With only one lab providing marijuana, researchers, and even The Brookings Institution, have complained that it’s difficult to obtain quality research samples.

“A big part of the government’s reasoning is that marijuana ‘has no currently accepted medical use,’ which is ridiculous because the government has essentially banned the research needed to prove that cannabis does in fact have medical benefits,” Walsh, of Marijuana Business Daily, said.

In the announcement on Thursday, the DEA said that in order to “facilitate research” about marijuana and it’s chemical constituents, they’re increasing the number of entities registered under the CSA to grow marijuana to supply researchers across the country, busting the monopoly the University of Mississippi has on growing marijuana for research.

In other words, the DEA wants to sharply increase the supply of marijuana available for medical research.

Opening up more sites for growing marijuana for medical research could result in getting a marijuana-based drug approved by the FDA sooner, which would force the DEA to reclassify, or even move marijuana off the CSA altogether.

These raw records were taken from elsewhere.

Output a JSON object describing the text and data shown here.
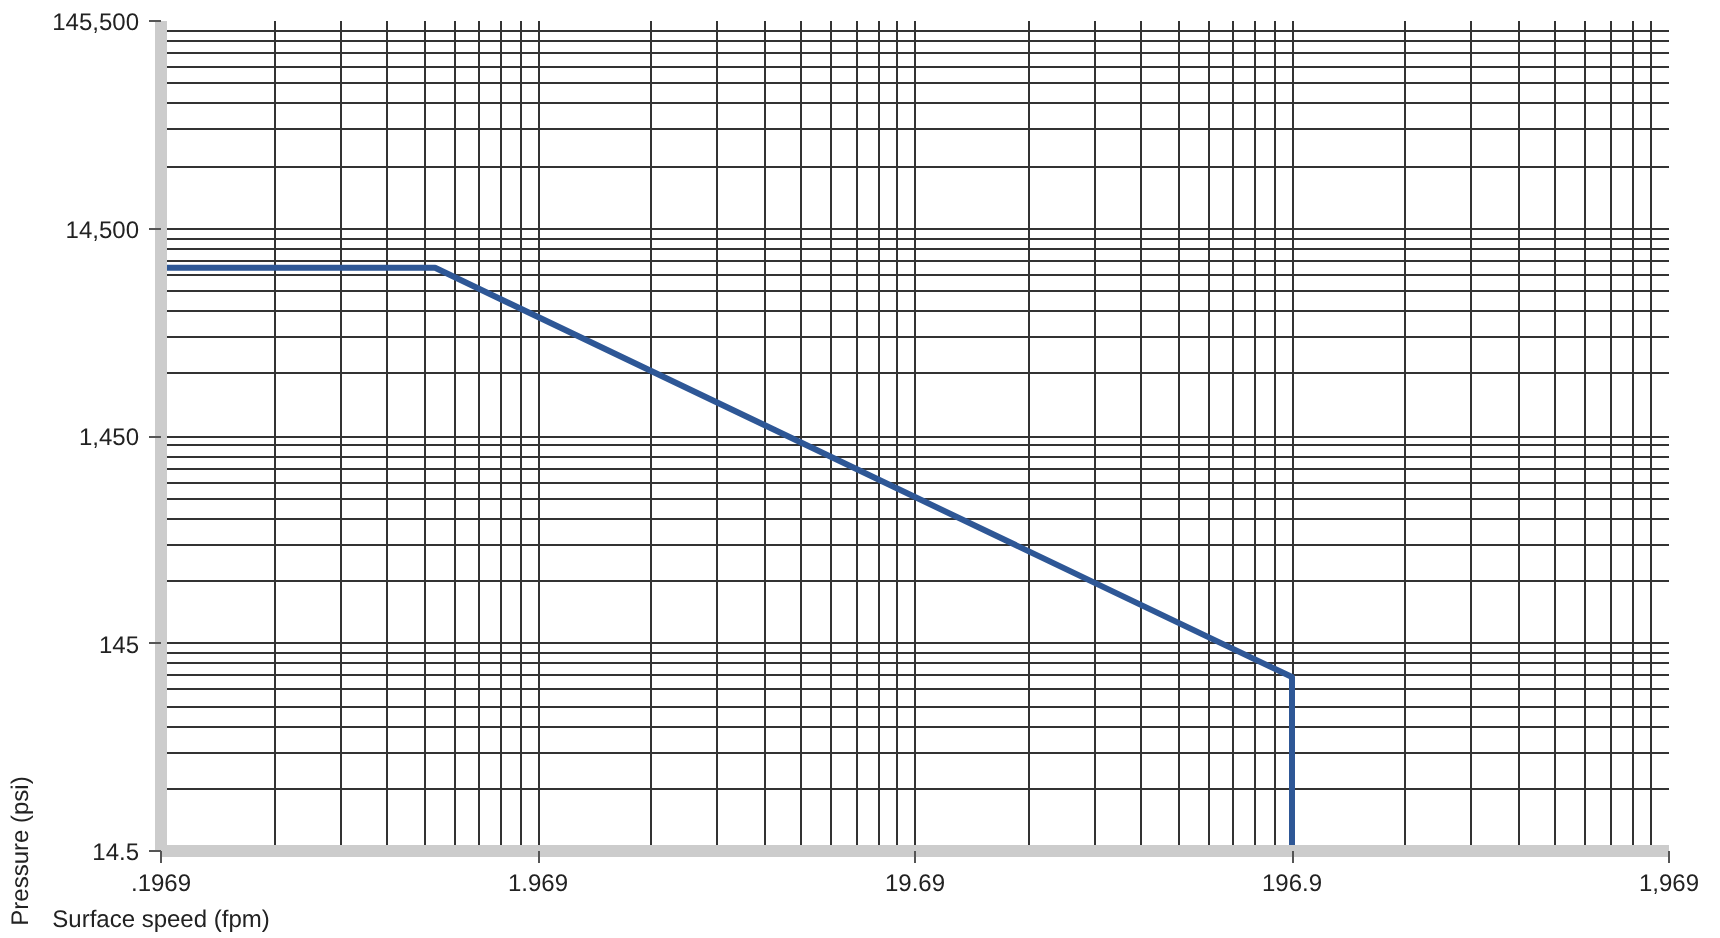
{
  "chart_data": {
    "type": "line",
    "xlabel": "Surface speed (fpm)",
    "ylabel": "Pressure (psi)",
    "log": "xy",
    "grid": true,
    "marker": "none",
    "line_style": "solid",
    "x": [
      0.1969,
      1.05,
      196.9,
      196.9
    ],
    "series": [
      {
        "color": "#2e5796",
        "values": [
          9400,
          9400,
          100,
          14.5
        ]
      }
    ],
    "xlim": [
      0.1969,
      1969
    ],
    "ylim": [
      14.5,
      145500
    ],
    "xticks": [
      {
        "value": 0.1969,
        "label": ".1969"
      },
      {
        "value": 1.969,
        "label": "1.969"
      },
      {
        "value": 19.69,
        "label": "19.69"
      },
      {
        "value": 196.9,
        "label": "196.9"
      },
      {
        "value": 1969,
        "label": "1,969"
      }
    ],
    "yticks": [
      14.5,
      145,
      {
        "value": 1450,
        "label": "1,450"
      },
      {
        "value": 14500,
        "label": "14,500"
      },
      {
        "value": 145500,
        "label": "145,500"
      }
    ]
  }
}
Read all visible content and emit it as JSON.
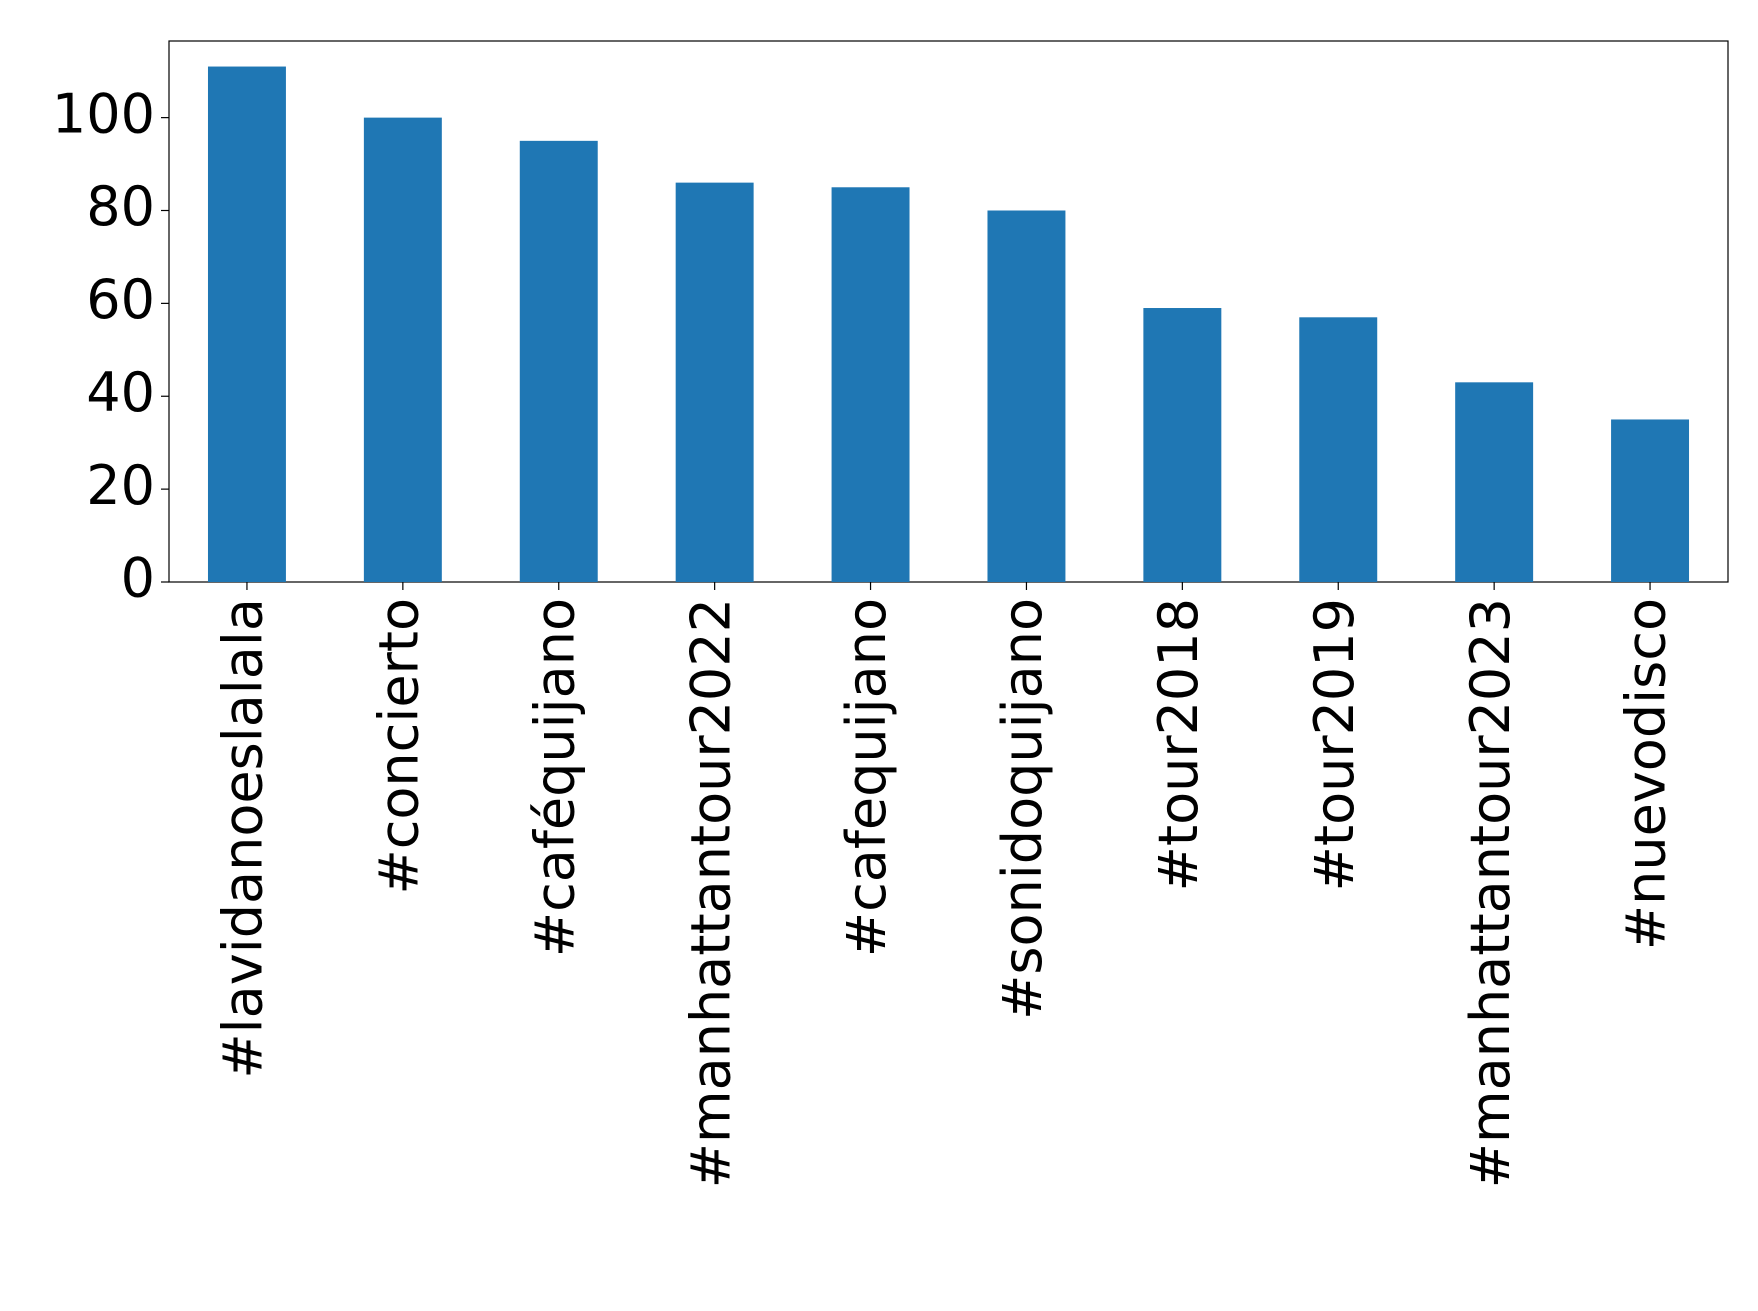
{
  "chart_data": {
    "type": "bar",
    "categories": [
      "#lavidanoeslalala",
      "#concierto",
      "#caféquijano",
      "#manhattantour2022",
      "#cafequijano",
      "#sonidoquijano",
      "#tour2018",
      "#tour2019",
      "#manhattantour2023",
      "#nuevodisco"
    ],
    "values": [
      111,
      100,
      95,
      86,
      85,
      80,
      59,
      57,
      43,
      35
    ],
    "color": "#1f77b4",
    "ylim": [
      0,
      116.5
    ],
    "yticks": [
      0,
      20,
      40,
      60,
      80,
      100
    ],
    "grid": false
  }
}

As well, it will provide researchers with more reliable, and diverse, samples.

“We appreciate the positive step — however small — of opening up a few additional avenues for medical marijuana research,” Aaron Smith, the executive director of the National Cannabis Industry Association said in a statement. “But patients deserve more, and Congress should help them by removing marijuana from the Controlled Substance Act, allowing state programs and medical research to move forward without interference.”

Bienenstock, of High Times, said that while he “applauds” the decision to end the NIDA’s monopoly on growing and supplying marijuana for research purposes, “it’s a sickening shame that so many patients seeking healing and relief through herbal cannabis will have to remain in the shadows of prohibition while we wait for the federal government to catch up to both science and the will of the people.”

Others within the marijuana space are more sceptical that rescheduling marijuana is a positive step in the first place, as that would open the door for major pharmaceutical companies to dive into the industry.

“Rescheduling marijuana is a double edged sword,” Seibo Shen, the CEO of VapeXhale, a vaporizer and health company, told Business Insider in an email. “While moving it to Schedule II would have been one step forward, it would put the industry completely in the hands of big pharma companies.”